Besides Cheating Death, Tech Makes Brains Bigger

Or so says neuroscientist Christof Koch, in his recently-published “Consciousness: Confessions of a Romantic Reductionist.” There is a good writeup of it here.

Credit to the guy, he’s clear about his biases, writing about “my insistence that the universe has contrails of meaning that can be deciphered in the sky about us and deep within us.” It may, runs the counterargument, but then again it may not. If it does, it certainly raises some interesting questions about why it has meaning, and what force generated that meaning.

But where he takes a really big bite is here: “But complexification does not stop with individual self-awareness. It is ongoing and, indeed, speeding up. In today’s technologically sophisticated and intertwined societies, complexification is taking on a supraindividual, continent-spanning character. With the instant, worldwide communication afforded by cell phones, e-mail, and social networking, I foresee a time when humanity’s teeming billions and their computers will be interconnected in a vast matrix — a planetary Übermind. Provided mankind avoids Nightfall — a thermonuclear Armageddon or a complete environmental meltdown — there is no reason why this web of hypertrophied consciousness cannot spread to the planets and, ultimately, beyond the stellar night to the galaxy at large.”

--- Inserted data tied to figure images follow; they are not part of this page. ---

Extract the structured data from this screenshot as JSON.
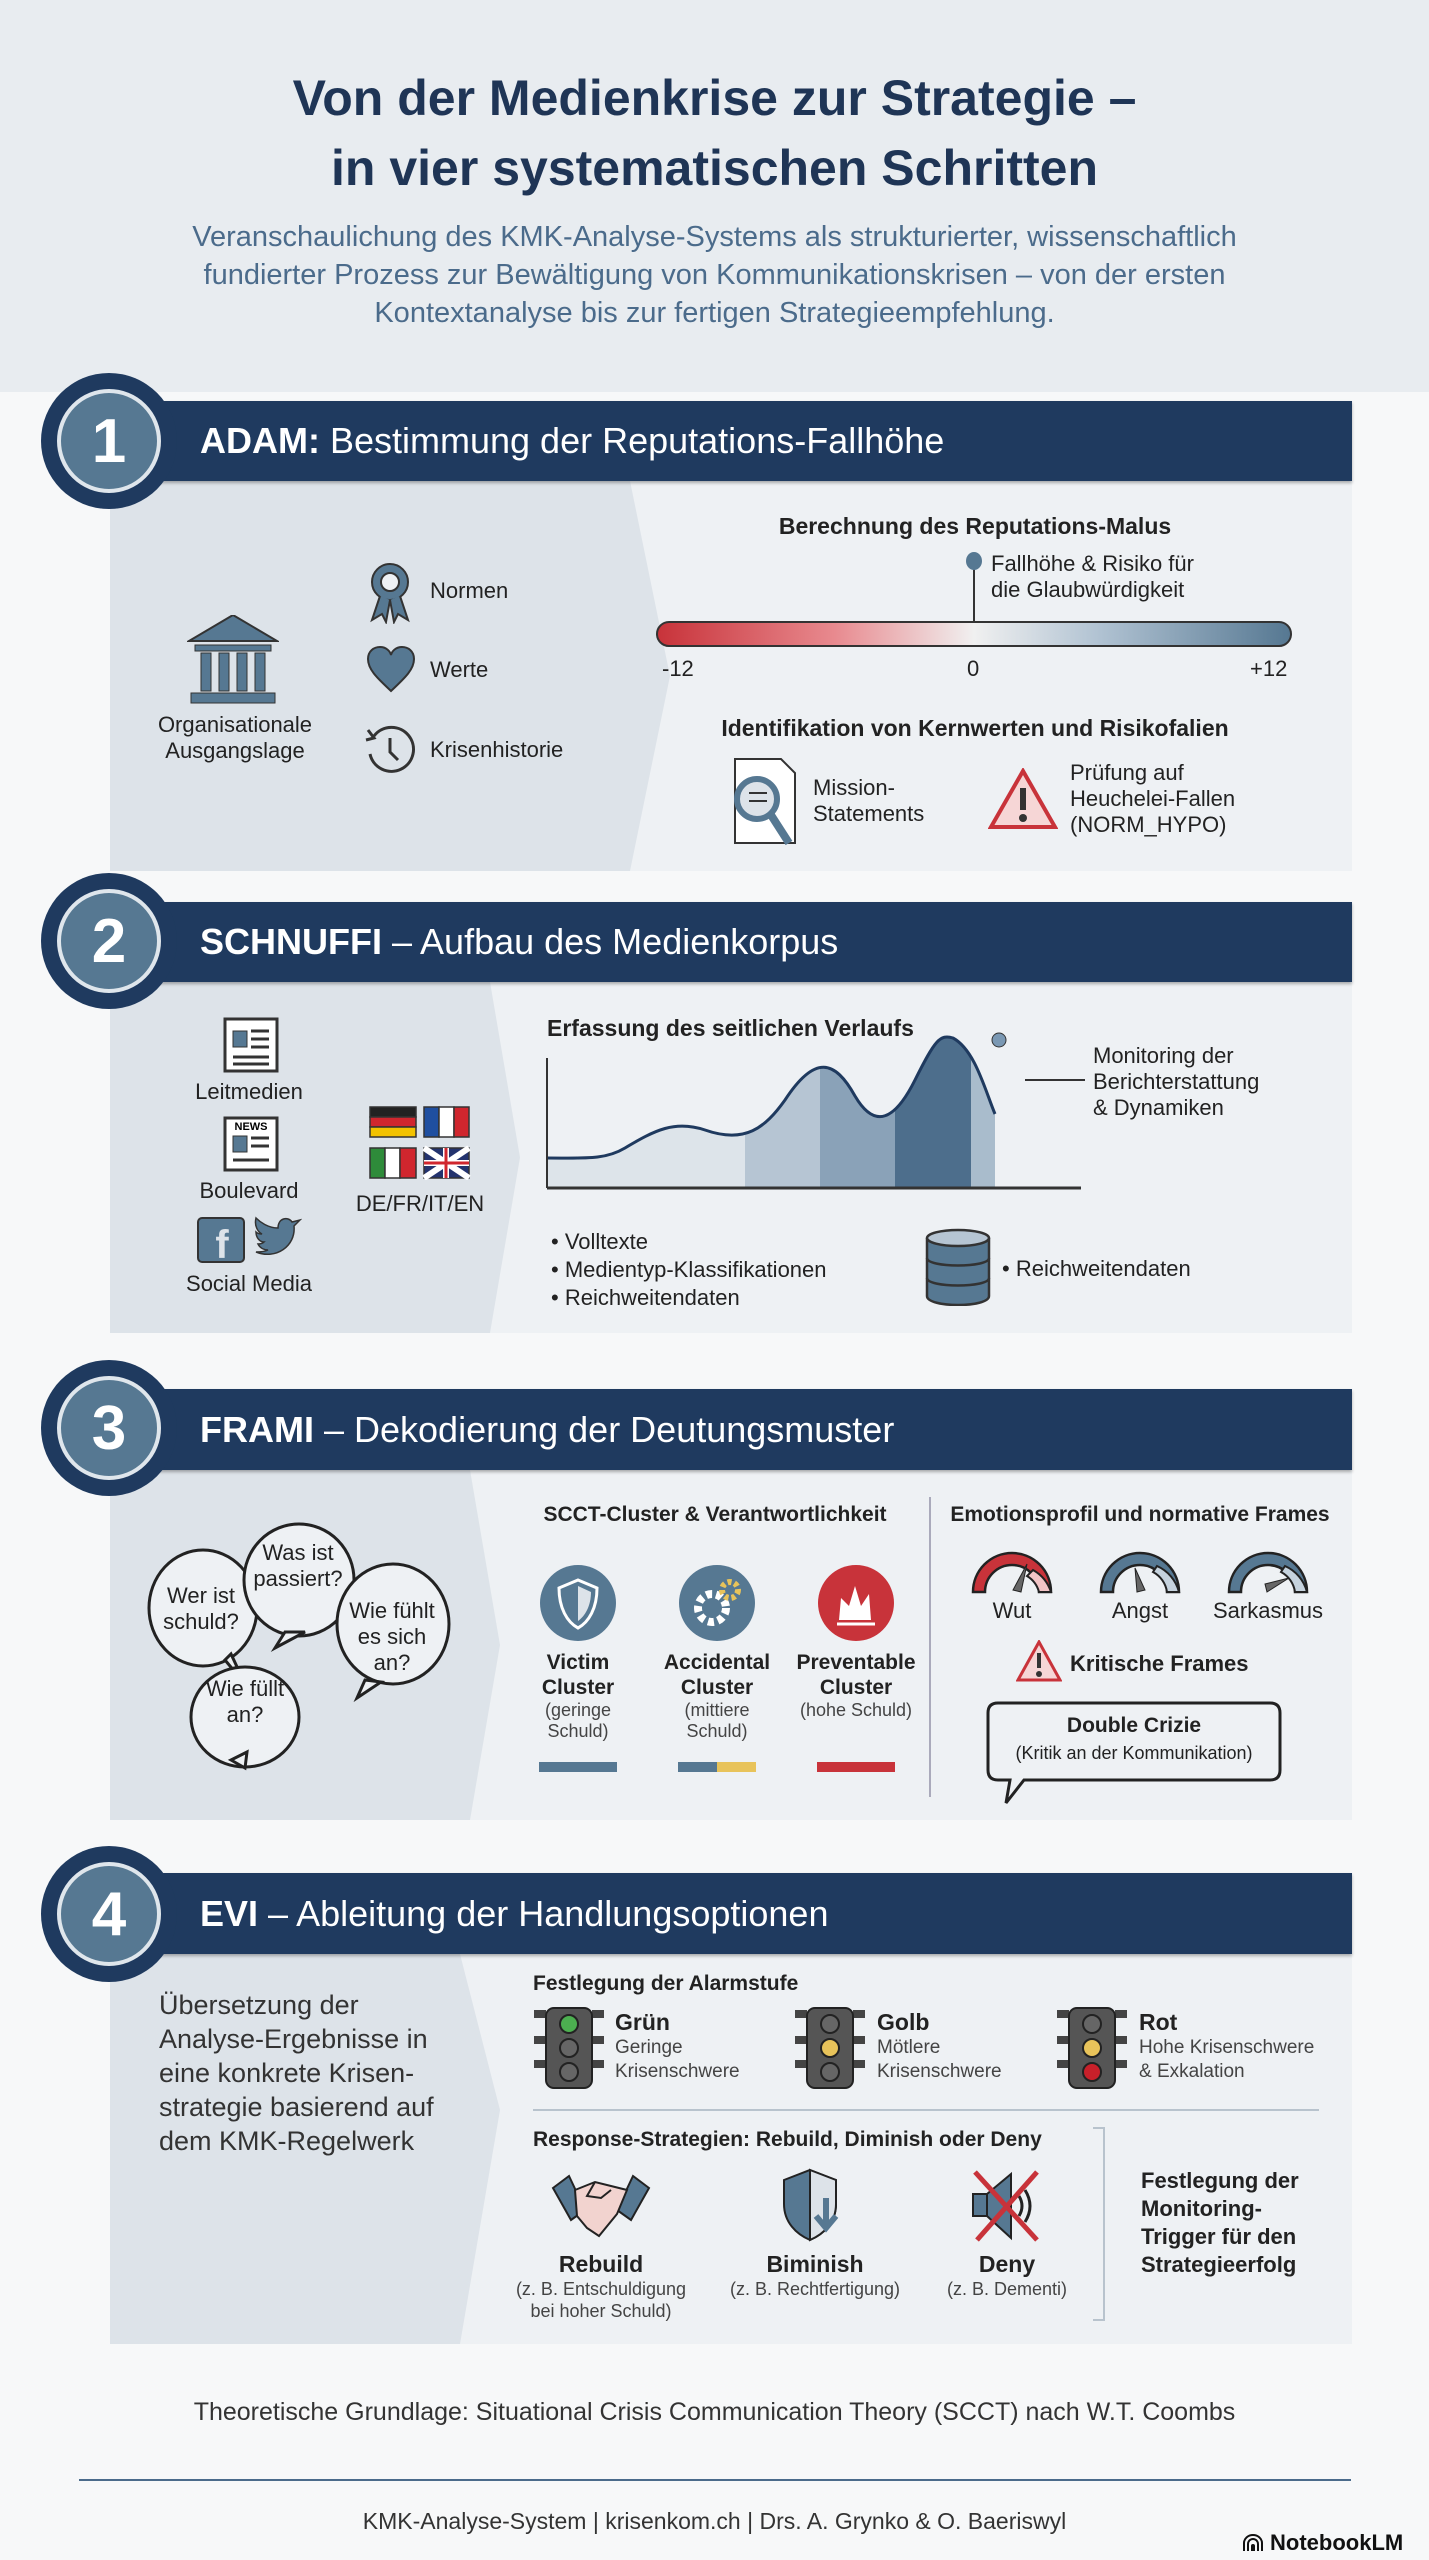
{
  "header": {
    "title_line1": "Von der Medienkrise zur Strategie –",
    "title_line2": "in vier systematischen Schritten",
    "subtitle_lines": [
      "Veranschaulichung des KMK-Analyse-Systems als strukturierter, wissenschaftlich",
      "fundierter Prozess zur Bewältigung von Kommunikationskrisen – von der ersten",
      "Kontextanalyse bis zur fertigen Strategieempfehlung."
    ]
  },
  "colors": {
    "navy": "#1f3a5f",
    "steel": "#567892",
    "red": "#c8333a",
    "yellow": "#e8c35a",
    "green": "#4caf50"
  },
  "s1": {
    "number": "1",
    "title_bold": "ADAM:",
    "title": "Bestimmung der Reputations-Fallhöhe",
    "org_label": [
      "Organisationale",
      "Ausgangslage"
    ],
    "items": [
      "Normen",
      "Werte",
      "Krisenhistorie"
    ],
    "malus_title": "Berechnung des Reputations-Malus",
    "marker_label": [
      "Fallhöhe & Risiko für",
      "die Glaubwürdigkeit"
    ],
    "scale": {
      "min": "-12",
      "mid": "0",
      "max": "+12",
      "marker_value": 0
    },
    "ident_title": "Identifikation von Kernwerten und Risikofalien",
    "mission": [
      "Mission-",
      "Statements"
    ],
    "hypo": [
      "Prüfung auf",
      "Heuchelei-Fallen",
      "(NORM_HYPO)"
    ]
  },
  "s2": {
    "number": "2",
    "title_bold": "SCHNUFFI",
    "title": "– Aufbau des Medienkorpus",
    "media": [
      "Leitmedien",
      "Boulevard",
      "Social Media"
    ],
    "languages": "DE/FR/IT/EN",
    "chart_title": "Erfassung des seitlichen Verlaufs",
    "annotation": [
      "Monitoring der",
      "Berichterstattung",
      "& Dynamiken"
    ],
    "bullets": [
      "• Volltexte",
      "• Medientyp-Klassifikationen",
      "• Reichweitendaten"
    ],
    "db_label": "• Reichweitendaten"
  },
  "s3": {
    "number": "3",
    "title_bold": "FRAMI",
    "title": "– Dekodierung der Deutungsmuster",
    "bubbles": [
      "Was ist passiert?",
      "Wer ist schuld?",
      "Wie fühlt es sich an?",
      "Wie füllt an?"
    ],
    "scct_title": "SCCT-Cluster & Verantwortlichkeit",
    "clusters": [
      {
        "name": "Victim Cluster",
        "sub": "(geringe Schuld)"
      },
      {
        "name": "Accidental Cluster",
        "sub": "(mittiere Schuld)"
      },
      {
        "name": "Preventable Cluster",
        "sub": "(hohe Schuld)"
      }
    ],
    "emo_title": "Emotionsprofil und normative Frames",
    "gauges": [
      "Wut",
      "Angst",
      "Sarkasmus"
    ],
    "critical": "Kritische Frames",
    "double_title": "Double Crizie",
    "double_sub": "(Kritik an der Kommunikation)"
  },
  "s4": {
    "number": "4",
    "title_bold": "EVI",
    "title": "– Ableitung der Handlungsoptionen",
    "left_text": [
      "Übersetzung der",
      "Analyse-Ergebnisse in",
      "eine konkrete Krisen-",
      "strategie basierend auf",
      "dem KMK-Regelwerk"
    ],
    "alarm_title": "Festlegung der Alarmstufe",
    "alarms": [
      {
        "name": "Grün",
        "sub1": "Geringe",
        "sub2": "Krisenschwere"
      },
      {
        "name": "Golb",
        "sub1": "Mötlere",
        "sub2": "Krisenschwere"
      },
      {
        "name": "Rot",
        "sub1": "Hohe Krisenschwere",
        "sub2": "& Exkalation"
      }
    ],
    "response_title": "Response-Strategien: Rebuild, Diminish oder Deny",
    "responses": [
      {
        "name": "Rebuild",
        "sub1": "(z. B. Entschuldigung",
        "sub2": "bei hoher Schuld)"
      },
      {
        "name": "Biminish",
        "sub1": "(z. B. Rechtfertigung)",
        "sub2": ""
      },
      {
        "name": "Deny",
        "sub1": "(z. B. Dementi)",
        "sub2": ""
      }
    ],
    "trigger": [
      "Festlegung der",
      "Monitoring-",
      "Trigger für den",
      "Strategieerfolg"
    ]
  },
  "footer": {
    "theory": "Theoretische Grundlage: Situational Crisis Communication Theory (SCCT) nach W.T. Coombs",
    "credits": "KMK-Analyse-System | krisenkom.ch | Drs. A. Grynko & O. Baeriswyl",
    "brand": "NotebookLM"
  }
}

Care to count the assumptions? Off the top of my head: That we can not just fully know, but meld with, other minds; that this can happen at scale, big scale; that this can be done through email and social networking; that this can be done via computers to create “a planetary Ubermind,” whatever that is; that this thing would be positive; that we should want it; that this should spread to other planets (the nicest of which, Mars, I’m sorry to say but based on the photos makes the most godforsaken patch of Earth look like paradise); and that, tra la la, we take it to the rest of the galaxy.

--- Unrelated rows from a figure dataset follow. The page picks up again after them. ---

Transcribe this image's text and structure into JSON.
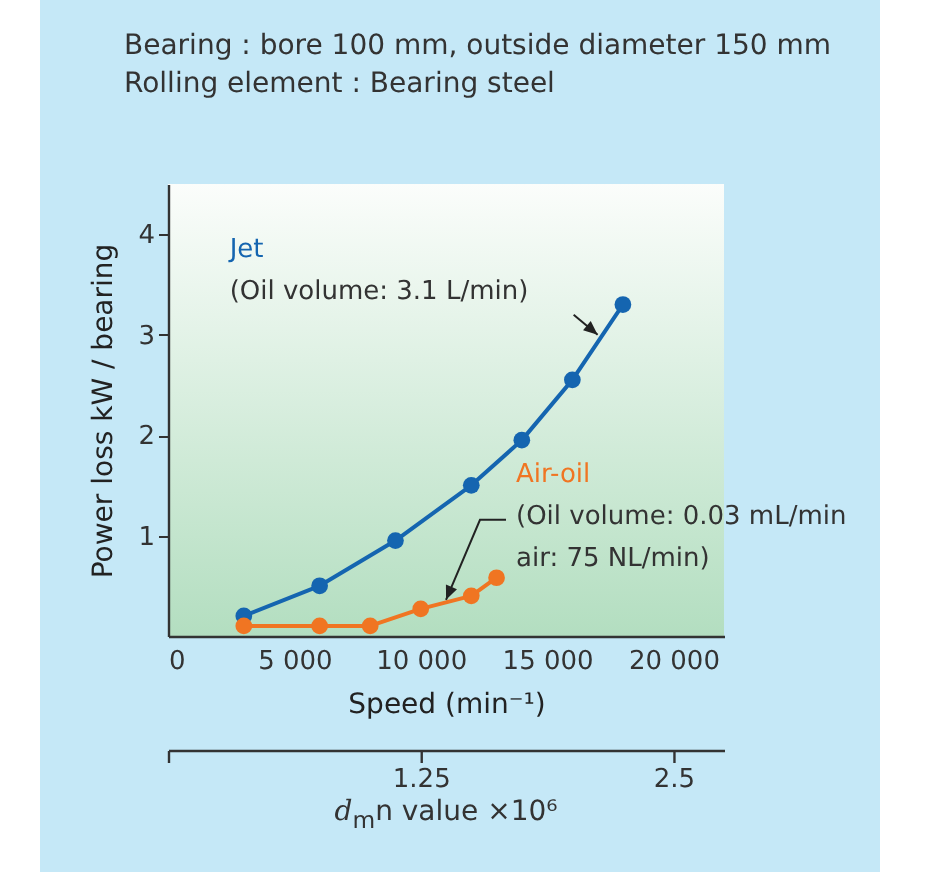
{
  "chart_data": {
    "type": "line",
    "title": "Bearing : bore 100 mm, outside diameter 150 mm",
    "subtitle": "Rolling element : Bearing steel",
    "xlabel": "Speed (min⁻¹)",
    "ylabel": "Power loss kW / bearing",
    "x2label": "d$_{m}$n value ×10⁶",
    "xlim": [
      0,
      22000
    ],
    "xticks": [
      0,
      {
        "value": 5000,
        "label": "5 000"
      },
      {
        "value": 10000,
        "label": "10 000"
      },
      {
        "value": 15000,
        "label": "15 000"
      },
      {
        "value": 20000,
        "label": "20 000"
      }
    ],
    "ylim": [
      0,
      4.5
    ],
    "yticks": [
      1,
      2,
      3,
      4
    ],
    "x2lim": [
      0,
      2.75
    ],
    "x2ticks": [
      {
        "value": 0,
        "label": null
      },
      1.25,
      2.5
    ],
    "marker": "circle",
    "grid": false,
    "legend": false,
    "series": [
      {
        "name": "Jet",
        "color": "#1565b0",
        "x": [
          3000,
          6000,
          9000,
          12000,
          14000,
          16000,
          18000
        ],
        "values": [
          0.2,
          0.5,
          0.95,
          1.5,
          1.95,
          2.55,
          3.3
        ]
      },
      {
        "name": "Air-oil",
        "color": "#f07522",
        "x": [
          3000,
          6000,
          8000,
          10000,
          12000,
          13000
        ],
        "values": [
          0.1,
          0.1,
          0.1,
          0.27,
          0.4,
          0.58
        ]
      }
    ],
    "annotations": [
      {
        "text": "(Oil volume: 3.1 L/min)",
        "x": 17000,
        "y": 3.0
      },
      {
        "text": "(Oil volume: 0.03 mL/min\nair: 75 NL/min)",
        "x": 11000,
        "y": 0.36
      }
    ]
  }
}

Just fyi, the Voyager spacecraft is leaving the heliopause, the furthest edge of our solar system. It was launched 35 years ago. I did the calculation — traveling at this rate, it should be as far out as our nearest star (not to say it’s going there, this is how long it will take) in about 620 years. The others are much farther away.

I’m such a killjoy.

The point is, it is impressive how far a new communications technology can spur our imagination to updated versions of mankind’s eternal yearnings for immortality and omniscience.

 

2 thoughts on “Besides Cheating Death, Tech Makes Brains Bigger

  1. Romantic yearnings for a “web of hypertrophied consciousness” – reminds me a lot of the short story “The Last Question” by Isaac Asimov. It seems that as much as we strive towards superseding the limitations of the self, there is an intrinsic loss embedded in what seems to be a continually recursive process of development: http://filer.case.edu/dts8/thelastq.htm

  2. It’s a theme in the history, if there is one, of human consciousness – I want to transcend, but I don’t want to let go of anything. Different cultures and technologies find different ways to package the dilemma.